The acting is another thing that we need to grapple with here. If one-dimensionality is flat and boring, then the other side of the spectrum must be four-dimensionality, taking it too far. This movie has both. On one side we have Aurora (played by Elle Fanning) who might as well be a mannequin with how much she added to the plot, and the three dim-witted pixies, Flittle, Knotgrass and Thistlewit (played by Lesley Manville, Imelda Staunton, and Juno Temple respectively) who are our three-stooges providing us with banal slap-stick comedy. On the other side is Maleficent (played by Angelina Jolie) and Stefan (played by Sharlto Copley) who provide sometimes convincing performances that go totally off the rails in times of heated emotional moments. Something about the way Jolie screams in furious anger makes me laugh more than it does make me afraid.

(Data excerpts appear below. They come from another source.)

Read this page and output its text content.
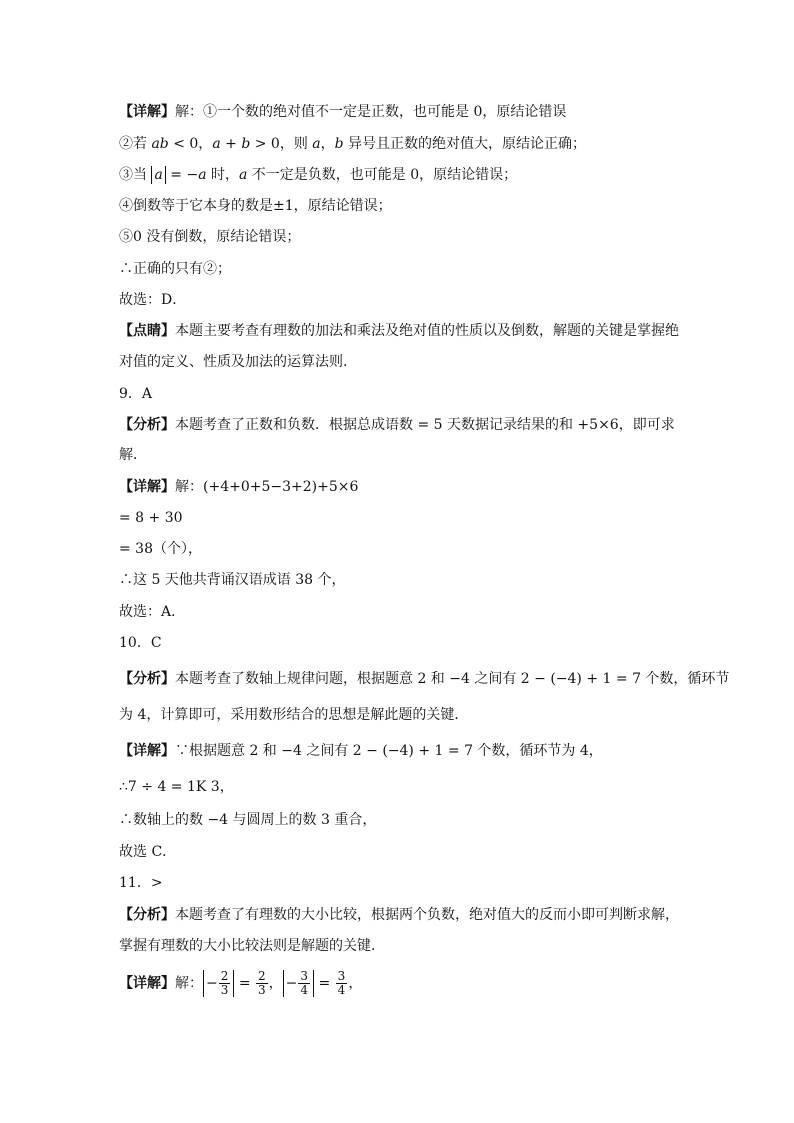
【详解】解：①一个数的绝对值不一定是正数，也可能是 0，原结论错误
②若 ab < 0，a + b > 0，则 a，b 异号且正数的绝对值大，原结论正确；
③当 a = −a 时，a 不一定是负数，也可能是 0，原结论错误；
④倒数等于它本身的数是±1，原结论错误；
⑤0 没有倒数，原结论错误；
∴正确的只有②；
故选：D．
【点睛】本题主要考查有理数的加法和乘法及绝对值的性质以及倒数，解题的关键是掌握绝
对值的定义、性质及加法的运算法则．
9．A
【分析】本题考查了正数和负数．根据总成语数 = 5 天数据记录结果的和 +5×6，即可求
解．
【详解】解：(+4+0+5−3+2)+5×6
= 8 + 30
= 38（个），
∴这 5 天他共背诵汉语成语 38 个，
故选：A．
10．C
【分析】本题考查了数轴上规律问题，根据题意 2 和 −4 之间有 2 − (−4) + 1 = 7 个数，循环节
为 4，计算即可，采用数形结合的思想是解此题的关键．
【详解】∵根据题意 2 和 −4 之间有 2 − (−4) + 1 = 7 个数，循环节为 4，
∴7 ÷ 4 = 1K 3，
∴数轴上的数 −4 与圆周上的数 3 重合，
故选 C．
11．>
【分析】本题考查了有理数的大小比较，根据两个负数，绝对值大的反而小即可判断求解，
掌握有理数的大小比较法则是解题的关键．
【详解】解： − $\frac{2}{3} = \frac{2}{3}$ ， − $\frac{3}{4} = \frac{3}{4}$ ，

This movie has every element that will make a film look good on the surface. But we already knew we were going to get that. It's a Disney film, and Disney always knows how to make some acceptable, if not wonderful just with their costume design, animation and scoring. When you release ten films in a calendar year, obviously not every one of them is going to blow you out of the water, and the producers are likely more than happy when a middling film receives a small amount of press acclaim but triples its budget in the box office. And so I once again leave this film thinking, was that it? I yearn for something more because I know what is possible. For every Maleficent, there is Pirates of the Carribean or Toy Story that hits you on all the fronts and is a magical journey for those of any age.

I can appreciate when a director and writer choose to take a different approach. Having a film from the point of view of the antagonist wasn't easy until recently (especially with a children's film). And shying away from the frivolous and expected love angle is better than constantly trying to drive home the cliche. However, there is a right way to do it that can leave the audience with something to remember instead of something that is simply inoffensive and easy. I'm not saying I have the magic formula. Perhaps no one does (except Steven Spielberg of course). I haven't seen the sequel yet, it's next on my list now that it's out on Blu-Ray. I don't have high hopes, but I am always happy to have my preconceptions overturned. For now I'll comfort myself with some Jack Sparrow and Mike Wazowski.